The IT Law Wiki



Content is

any work produced by an author, whatever the medium of expression (text, pictures, music or musical performances, computer programs, and so on).[1]
[d]ata that is transmitted recorded and/or stored as 'audio,' 'video,' 'images,' 'high-resolution graphics,' and 'slides.'[2]
comprised of the words, images, databases, etc that contain the information itself, as well as actions and inactions to which meaning is ascribed.[3]


Content is

Information made available online, including music, videos, games, books and other publications, news, art, and other information. There is often a distinction between professional media content (online content provided by companies) and user-generated content (online content provided by individuals through their webpages, social networks, user reviews, or blog postings).[4]

Content versus information[]

Content (derives from the Latin "contentum," which means "that which is contained") is sometimes thought of as a synonym with information. While information is one important component of content — even experiences meant purely for entertainment contain information within them — a given piece of information may or may not be experienced as content if it is not presented to an audience appropriately. For example, information can be stored in any number of ways and delivered and displayed in any number of forms and formats. Each use of information may create its own unique value for a specific audience in a specific context. Thus the ability to deliver a specific piece of information by a specific technology does not necessarily guarantee its value as content.
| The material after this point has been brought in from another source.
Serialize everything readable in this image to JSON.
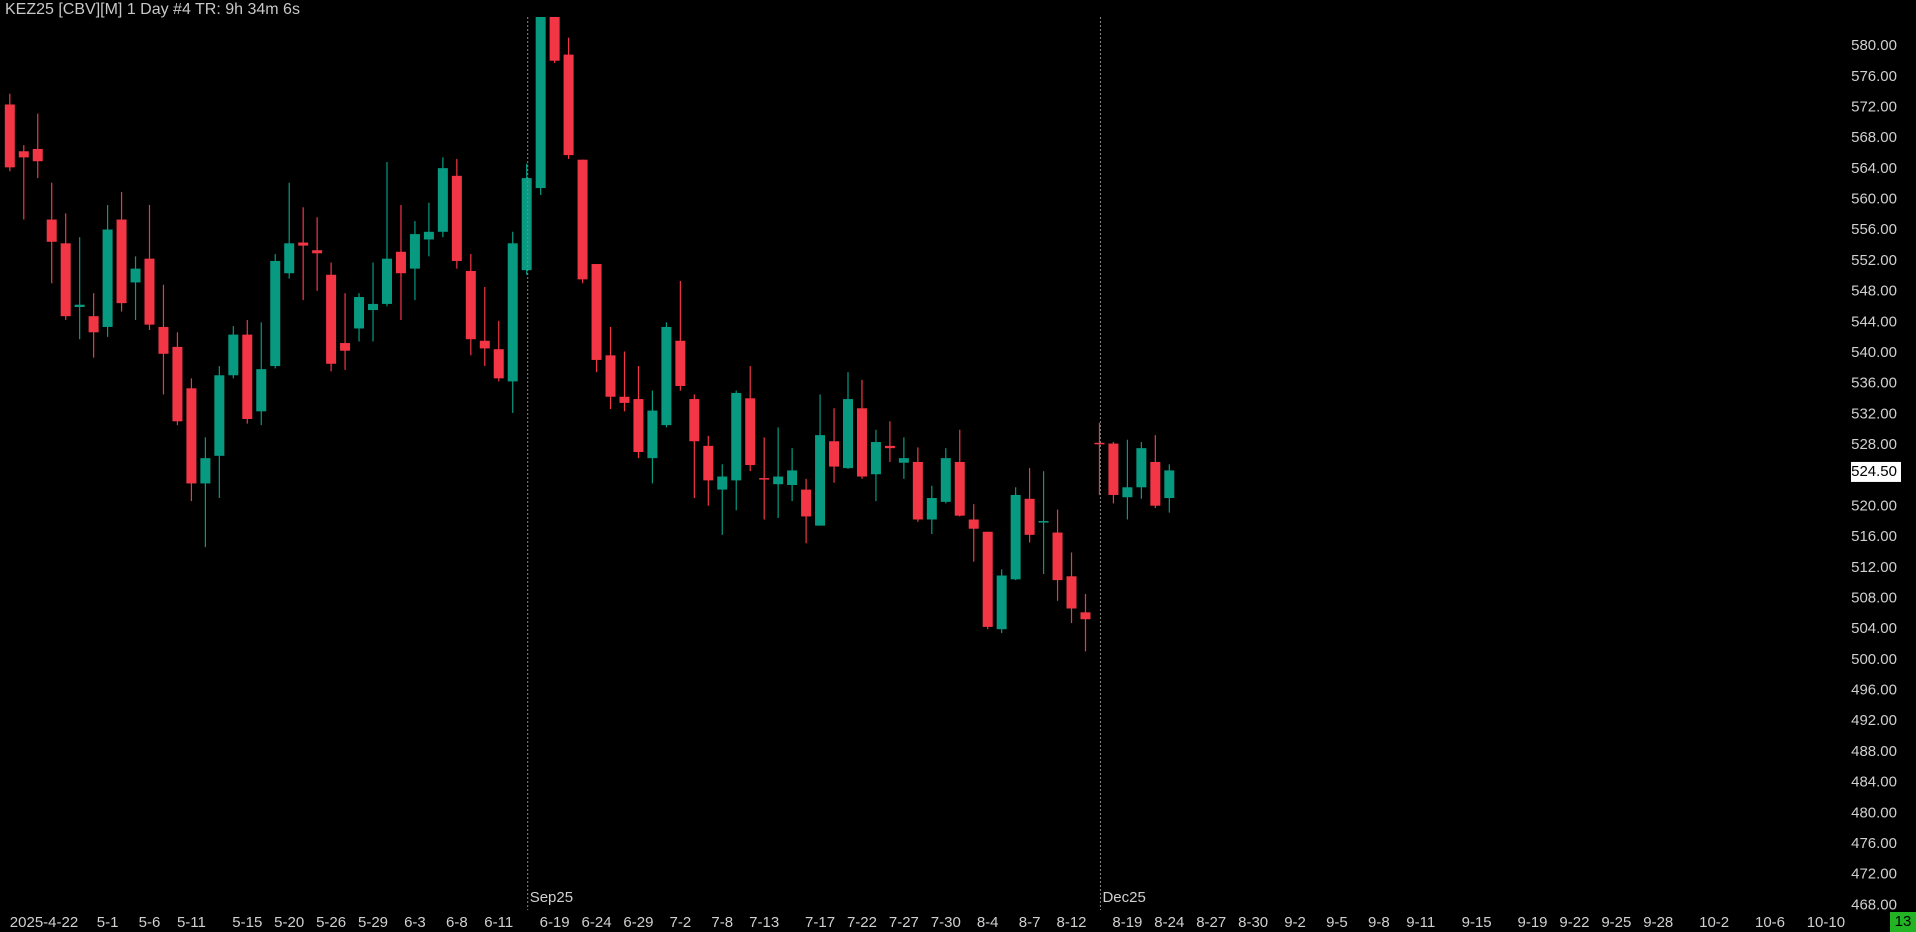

The often cited examples of information overload are a way of stating that the availability of information does not necessarily mean that it is useful content. Thus the information industry, which is focused primarily on the creation and delivery of digital information, is not synonymous with the content industry, which focuses on creating value for audiences in contexts that can be realized often as money, attention or other forms of reward via the value of content.

Electronic Communications Privacy Act[]

Under the Electronic Communications Privacy Act[1], contents,

when used with respect to any wire, oral, or electronic communication, includes any information concerning the substance, purport, or meaning of that communication."[5]